Tekne sahibi Müteahhit Halit Uran, Kaptan İbrahim Zafer Altaş ve 27 yaşındaki Rus Kuaför İrina Başkova bir süre tutuklu yargılandı. Altaş ve Başkova delil yetersizliğinden serbest kalırken, Uran 2 yıl hapis cezası aldı.
Davanın geçmişi
İTÜ bilirkişi heyetinin sekizde sekiz kusurlu bulduğu tekne sahibi müteahhit 35 yaşındaki Halit Uran, 37 yaşındaki kaptan İbrahim Zafer Altaş ve 27 yaşındaki Rus kuaför İrina Başkova tutuklandı, daha sonraki duruşmalarda serbest bırakıldı. Fethiye Ağır Ceza Mahkemesi, 1998 Eylül ayında Uran'ı, dikkatsizlik ve tedbirsizlik nedeniyle bir kişinin ölümüne ve bir kişinin hayati tehlike geçirecek şekilde yaralanmasına neden olmaktan tutukladı. Altaş ve Başkova delil yetersizliğinden beraat etti.

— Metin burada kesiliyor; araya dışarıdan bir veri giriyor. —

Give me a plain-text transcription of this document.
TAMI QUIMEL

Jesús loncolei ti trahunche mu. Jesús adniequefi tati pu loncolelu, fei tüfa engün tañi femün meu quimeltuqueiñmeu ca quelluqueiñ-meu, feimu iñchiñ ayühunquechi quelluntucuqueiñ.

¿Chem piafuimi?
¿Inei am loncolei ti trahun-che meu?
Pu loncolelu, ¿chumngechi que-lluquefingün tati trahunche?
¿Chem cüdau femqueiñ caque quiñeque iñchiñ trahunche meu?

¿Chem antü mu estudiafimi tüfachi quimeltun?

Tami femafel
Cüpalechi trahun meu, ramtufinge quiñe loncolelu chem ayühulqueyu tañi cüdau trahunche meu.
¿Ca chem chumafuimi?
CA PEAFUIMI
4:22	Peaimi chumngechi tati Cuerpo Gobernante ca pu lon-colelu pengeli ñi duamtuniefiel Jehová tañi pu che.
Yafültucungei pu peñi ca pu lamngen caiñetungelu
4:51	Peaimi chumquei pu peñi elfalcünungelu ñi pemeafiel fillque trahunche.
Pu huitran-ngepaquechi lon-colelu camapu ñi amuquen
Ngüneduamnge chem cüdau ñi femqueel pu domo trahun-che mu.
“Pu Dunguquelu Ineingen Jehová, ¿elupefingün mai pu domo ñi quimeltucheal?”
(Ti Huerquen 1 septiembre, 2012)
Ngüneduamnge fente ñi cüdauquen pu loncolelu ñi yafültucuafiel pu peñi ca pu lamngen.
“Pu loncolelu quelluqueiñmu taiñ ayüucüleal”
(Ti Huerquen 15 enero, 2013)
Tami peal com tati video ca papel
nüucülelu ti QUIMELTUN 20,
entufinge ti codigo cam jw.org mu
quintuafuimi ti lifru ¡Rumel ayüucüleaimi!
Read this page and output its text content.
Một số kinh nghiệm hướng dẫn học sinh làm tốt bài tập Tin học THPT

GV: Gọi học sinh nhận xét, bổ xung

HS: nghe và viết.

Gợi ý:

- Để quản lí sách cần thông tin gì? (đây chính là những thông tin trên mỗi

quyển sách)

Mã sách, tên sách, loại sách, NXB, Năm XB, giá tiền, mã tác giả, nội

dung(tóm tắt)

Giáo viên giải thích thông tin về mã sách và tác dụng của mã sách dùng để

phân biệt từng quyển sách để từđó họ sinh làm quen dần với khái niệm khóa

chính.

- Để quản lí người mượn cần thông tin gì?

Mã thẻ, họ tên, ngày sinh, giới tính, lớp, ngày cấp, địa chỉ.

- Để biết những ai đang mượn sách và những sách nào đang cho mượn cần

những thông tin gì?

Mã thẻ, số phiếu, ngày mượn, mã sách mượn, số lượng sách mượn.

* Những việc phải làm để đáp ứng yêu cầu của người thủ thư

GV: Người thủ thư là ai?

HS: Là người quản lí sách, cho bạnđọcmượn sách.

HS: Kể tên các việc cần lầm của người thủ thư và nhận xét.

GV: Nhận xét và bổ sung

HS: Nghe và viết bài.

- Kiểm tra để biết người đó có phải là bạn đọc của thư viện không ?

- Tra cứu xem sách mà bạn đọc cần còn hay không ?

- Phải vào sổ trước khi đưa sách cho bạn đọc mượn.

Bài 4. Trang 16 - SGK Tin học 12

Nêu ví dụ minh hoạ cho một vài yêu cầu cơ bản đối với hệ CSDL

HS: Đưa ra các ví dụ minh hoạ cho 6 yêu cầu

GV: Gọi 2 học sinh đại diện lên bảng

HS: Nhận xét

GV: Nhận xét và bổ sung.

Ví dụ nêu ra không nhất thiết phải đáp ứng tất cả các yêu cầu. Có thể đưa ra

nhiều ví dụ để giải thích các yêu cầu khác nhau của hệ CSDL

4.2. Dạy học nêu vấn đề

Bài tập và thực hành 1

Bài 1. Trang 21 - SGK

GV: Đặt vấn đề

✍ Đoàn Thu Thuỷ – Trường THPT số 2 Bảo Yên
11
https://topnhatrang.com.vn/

Uran, 4 sene ağır hapis ve 400 lirayla cezalandırıldı. Kaza sonrasında, yaralıların hastaneye götürülmesini sağladığı ve iyi niyeti gözönönde bulunarak cezasında 1/2 oranında indirim yapıldı. Uran'ın 2 sene hapis 1 milyon 548 bin lirayla cezalandrılmasına karar verildi. Baba Ahmet Atilla Gürcan'ın başvurduğu Yargıtay 9'ncu Ceza Dairesi, kararı onayladı. Şimdi dava Yargıtay Ceza Genel Kurulu'na gitti.